Yesterday, a few hours before I went into my current isolation, I got a mail from Simon Carne.
I know I was not alone, this is what my friend Con Keating wrote me
I thought this was extremely good – well worth a read.
You might even want to mention it in the blog
This is the gist of Simon’s mail to me (and Con)
I am launching a new website – completely free to access – called I learned to write. As it says in the title, it’s a story about learning to write. Not as a 5-year-old, forming letters and words. But as a 25-year-old business consultant, a 35-year-old writing in the Financial Times and a 55-year-old teaching in business school.
I had a lot of fun creating the website and I’ve done my level best to ensure that readers can have at least as much fun reading it. The website is punctuated with links to many articles, news items and videos (not of me!) containing thoughts that reinforce the narrative. Videos on the site include content from Jerry Seinfeld, Greta Thunberg, Rachel from Friends, Tony Blair and a dance coach who prised his way onto the site through sheer force of personality.
The point of this blog is to get you to go to the site and spend time on it. I have plenty of time, I am going nowhere in the next four weeks (but for a couple of days in hospital).
What is the point of learning to write.
I haven’t learned to write, I did go to a training day with Simon where he tried to teach me to write but I was a difficult pupil and did a lot of arguing and not a lot of listening.
The last piece I read of Simon’s was this on Dominic Cummings, which almost exactly mirrored my sentiments. We have similar views on a lot of things, though Simon writes them down rather better than me,
I do see his point in learning to write well. It is in this paragraph on Simon’s homepage
This website will appeal to anyone who wants to read about making a point clearly and persuasively … in print, on a web page or when speaking … perhaps in business, to a business or nothing at all to do with business … writing to someone important or about something you consider important … in an email, a letter, a blog or on a social network … in a sales message, a job application, or just trying to get noticed in a crowd … with humour or with complete seriousness.
“If you write as good as you talk -nobody reads you”
I heard Lou Reed say that to a heckler (he was talking his way through Sweet Jane at the time).
I’ve always thought that good writing is the direct transmission of the best words you could have said to text.
And I also think that the words you say are remembered when committed to text (I no longer say written).
Elliot aspired to write for “the stillness” which I take to mean for the future beyond our deaths.
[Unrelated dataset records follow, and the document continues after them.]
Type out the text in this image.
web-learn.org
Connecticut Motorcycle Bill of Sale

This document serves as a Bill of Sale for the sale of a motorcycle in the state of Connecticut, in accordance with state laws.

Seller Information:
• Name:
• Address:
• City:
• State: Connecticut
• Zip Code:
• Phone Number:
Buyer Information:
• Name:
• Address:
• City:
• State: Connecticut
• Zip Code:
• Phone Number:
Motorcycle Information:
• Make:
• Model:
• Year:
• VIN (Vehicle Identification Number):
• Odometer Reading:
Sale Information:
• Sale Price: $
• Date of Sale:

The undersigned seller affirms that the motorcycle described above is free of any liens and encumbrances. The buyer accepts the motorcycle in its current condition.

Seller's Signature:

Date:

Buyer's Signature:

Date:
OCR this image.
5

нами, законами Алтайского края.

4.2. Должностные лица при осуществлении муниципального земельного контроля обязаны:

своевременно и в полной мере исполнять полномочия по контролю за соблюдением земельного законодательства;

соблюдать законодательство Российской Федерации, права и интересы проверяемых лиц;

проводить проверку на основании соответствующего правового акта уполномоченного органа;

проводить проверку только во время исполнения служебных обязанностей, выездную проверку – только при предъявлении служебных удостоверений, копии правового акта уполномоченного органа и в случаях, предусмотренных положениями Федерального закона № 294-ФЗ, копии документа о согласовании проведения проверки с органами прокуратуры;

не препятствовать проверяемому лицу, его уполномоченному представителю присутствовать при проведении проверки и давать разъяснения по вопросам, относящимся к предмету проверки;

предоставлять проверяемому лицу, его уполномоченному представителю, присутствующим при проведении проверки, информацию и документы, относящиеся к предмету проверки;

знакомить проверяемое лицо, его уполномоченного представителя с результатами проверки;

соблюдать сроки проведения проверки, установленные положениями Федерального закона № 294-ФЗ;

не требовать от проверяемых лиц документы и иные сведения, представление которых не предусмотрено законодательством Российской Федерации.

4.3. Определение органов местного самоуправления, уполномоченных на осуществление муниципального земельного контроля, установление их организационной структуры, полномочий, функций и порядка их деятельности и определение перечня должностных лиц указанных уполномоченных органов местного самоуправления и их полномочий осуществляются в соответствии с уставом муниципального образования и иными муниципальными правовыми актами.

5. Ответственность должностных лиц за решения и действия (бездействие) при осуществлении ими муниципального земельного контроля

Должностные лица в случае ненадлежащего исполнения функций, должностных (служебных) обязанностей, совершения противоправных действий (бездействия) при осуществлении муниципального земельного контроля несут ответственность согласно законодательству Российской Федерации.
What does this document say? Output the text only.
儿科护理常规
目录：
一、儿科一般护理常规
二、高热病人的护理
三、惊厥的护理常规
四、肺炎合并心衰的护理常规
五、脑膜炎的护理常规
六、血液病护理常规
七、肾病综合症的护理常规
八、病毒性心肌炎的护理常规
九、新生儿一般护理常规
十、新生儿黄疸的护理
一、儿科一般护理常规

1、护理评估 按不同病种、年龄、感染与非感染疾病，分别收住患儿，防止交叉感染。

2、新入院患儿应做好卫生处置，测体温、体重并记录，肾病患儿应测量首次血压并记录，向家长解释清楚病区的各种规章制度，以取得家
This is what Shakespeare wrote about in Sonnet 55
Not marble nor the gilded monumentsOf princes shall outlive this powerful rhyme
Shakespeare’s argument is that his words pass into the stillness because of their subject, in this case perhaps his mistress, the poem turns in on itself and it’s almost is that his mistress is his writing.
I suspect that this is behind what Simon Carne is doing with his website, which is published at a time when death is closer to us. But Simon , who is highly rational, will probably dismiss this line of thought as speculative!
The question remains “why does a man curate a website like this to others?”
A metaphyisical statement or a commercial shop window?
Rather than being Simon’s “Sonnet 55”, this website may be no more than a way to get him work and this will be the answer most people will arrive at.
I doubt that Simon needs to advertise himself, I doubt he is short of well-paid work. He has ,in any case, a commercial website
The clue to Simon’s intentions probably lie in the cultural references strewn around the site, including a link to Natasha North’s “The End” which sits at the start and end of Simon’s personal journey. The song begins
Speak those words, let it out
Give me something that we can talk about
Don’t hold back, let it loose
I’m giving you the option to speak the truth
The song abandons any narrative early on, the final section is to use Eliot’s words form and pattern trying to reach the stillness.
This is the end
This is the end
My guess is that this website is Simon’s stab at immortality, though he’d call it a bit of fun.
A curious mind will spend many hours on this site.
As I hope you can tell, I have already spent some time on I learned to write . com
If you have a curious mind and want to write better, you may want to spend time on it too.
Simon’s got one of those minds that gets you answers, but he’s best at teasing the insidious questions you couldn’t quite ask.
The question I have to answer over the next four weeks is what do I do with excess time and the answer may well be learn to write!